Conservative governments in Australia have been obsessed with the need to repay public debt, ostensibly in order to leave a better future for our children. In order to repay such debts it is inevitable that societies must make some sacrifices today in order to deliver benefits in the future. But somehow, conservatives in Australia manage to argue that it would be unfair to ask today's taxpayers to pick up the tab for protecting tomorrow's environment.
It gets worse. Conservatives are, as a rule, conservative by nature. They don't like to take big risks. They insure their cars, they insure their homes and they insure their health. When they don't crash their cars or their house doesn't burn down they usually focus on the peace of mind they purchased rather than the money they wasted.
When it comes to national defence the same applies. We spend more than $20 billion per year on defence.
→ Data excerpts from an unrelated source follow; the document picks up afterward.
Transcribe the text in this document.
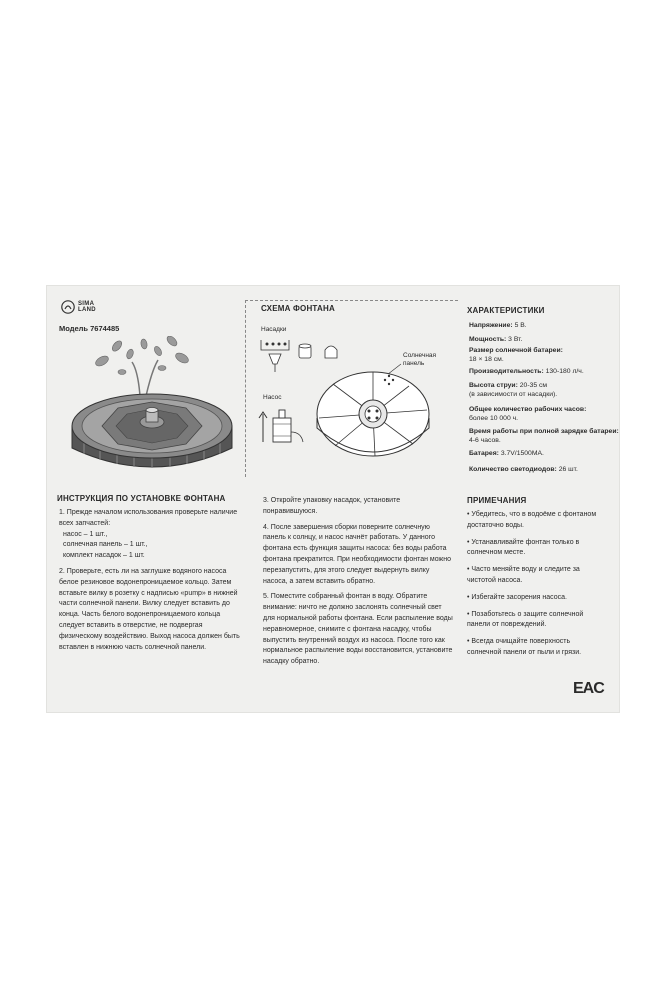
SIMA
LAND
Модель 7674485
СХЕМА ФОНТАНА
Насадки
Насос
Солнечная
панель
ХАРАКТЕРИСТИКИ
Напряжение: 5 В.
Мощность: 3 Вт.
Размер солнечной батареи:
18 × 18 см.
Производительность: 130-180 л/ч.
Высота струи: 20-35 см
(в зависимости от насадки).
Общее количество рабочих часов:
более 10 000 ч.
Время работы при полной зарядке батареи: 4-6 часов.
Батарея: 3.7V/1500MA.
Количество светодиодов: 26 шт.
ИНСТРУКЦИЯ ПО УСТАНОВКЕ ФОНТАНА
1. Прежде началом использования проверьте наличие всех запчастей:
насос – 1 шт.,
солнечная панель – 1 шт.,
комплект насадок – 1 шт.
2. Проверьте, есть ли на заглушке водяного насоса белое резиновое водонепроницаемое кольцо. Затем вставьте вилку в розетку с надписью «pump» в нижней части солнечной панели. Вилку следует вставить до конца. Часть белого водонепроницаемого кольца следует вставить в отверстие, не подвергая физическому воздействию. Выход насоса должен быть вставлен в нижнюю часть солнечной панели.
3. Откройте упаковку насадок, установите понравившуюся.
4. После завершения сборки поверните солнечную панель к солнцу, и насос начнёт работать. У данного фонтана есть функция защиты насоса: без воды работа фонтана прекратится. При необходимости фонтан можно перезапустить, для этого следует выдернуть вилку насоса, а затем вставить обратно.
5. Поместите собранный фонтан в воду. Обратите внимание: ничто не должно заслонять солнечный свет для нормальной работы фонтана. Если распыление воды неравномерное, снимите с фонтана насадку, чтобы выпустить внутренний воздух из насоса. После того как нормальное распыление воды восстановится, установите насадку обратно.
ПРИМЕЧАНИЯ
• Убедитесь, что в водоёме с фонтаном достаточно воды.
• Устанавливайте фонтан только в солнечном месте.
• Часто меняйте воду и следите за чистотой насоса.
• Избегайте засорения насоса.
• Позаботьтесь о защите солнечной панели от повреждений.
• Всегда очищайте поверхность солнечной панели от пыли и грязи.
EAC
We are currently planning to spend $50 billion to buy 12 new submarines. That is more than the cost of the National Broadband Network that the Coalition is so worried about. But where is the debate about our need for 12 new subs?
When it comes to national security, or protecting our homes, most people tend towards the 'better safe than sorry' frame of reference. But unfortunately in Australia it seems we are willing to bet our house that Lord Monckton is right.
Another argument against acting on climate change favoured by Australian conservatives is that we should wait because we can't save the world by ourselves. Lord Monckton, of course, goes so far as to estimate what he says is the tiny impact on the world's temperature associated with Australia reducing our greenhouse gas emissions. Such an argument is an obvious nonsense.
When John Howard committed a small number of Australian troops to the war in Iraq he obviously didn't believe that even if we only provided less than 1 per cent of the troops we couldn't really make a difference. Indeed, rather than wait for the sanction of the UN John Howard pursued the course of action that he felt was right. Given the imagined threat of weapons of mass destruction, delay, we were told, was not an option.
As for Lord Monckton's mathematical modelling of the impact of Australia's emissions on the world's temperature, suffice it to say that it falls at the first hurdle of 'garbage in garbage out'. The underlying premise of Lord Monckton's 'modelling' is that if Australia is the only country to act, how much would our actions achieve. Given that his own country has recently announced their intention to reduce emissions by 50 per cent by 2027 his 'results' are obviously irrelevant.
The world's leading scientific bodies tell us that the world is warming, that it is caused by our pollution and that unless we reduce those emissions the world will get a lot hotter in the next century. Just as a cancer patient could shop around until they found a doctor who assured them they were well, so too can we trawl the internet to find the conspiratorial claims of Lord Monckton.
There is of course a chance that Lord Monckton is right. Maybe NASA, CSIRO, BHP and John Howard are wrong. Maybe, as Lord Monckton suggests, scientists are simply motivated by grant funding to find evidence of climate change. Or maybe Lord Monckton is wrong.
The question for us as citizens is do we accept the diagnosis of climate change and the prescription of emission reductions. Or do we trawl the internet for a conspiracy theory and the global equivalent of a herbal remedy for cancer? Do we bet our houses and our children's future that Lord Monckton is right, or do we take out some carbon price insurance in case he is wrong?
Dr Richard Denniss is executive director of The Australia Institute, a Canberra-based think tank.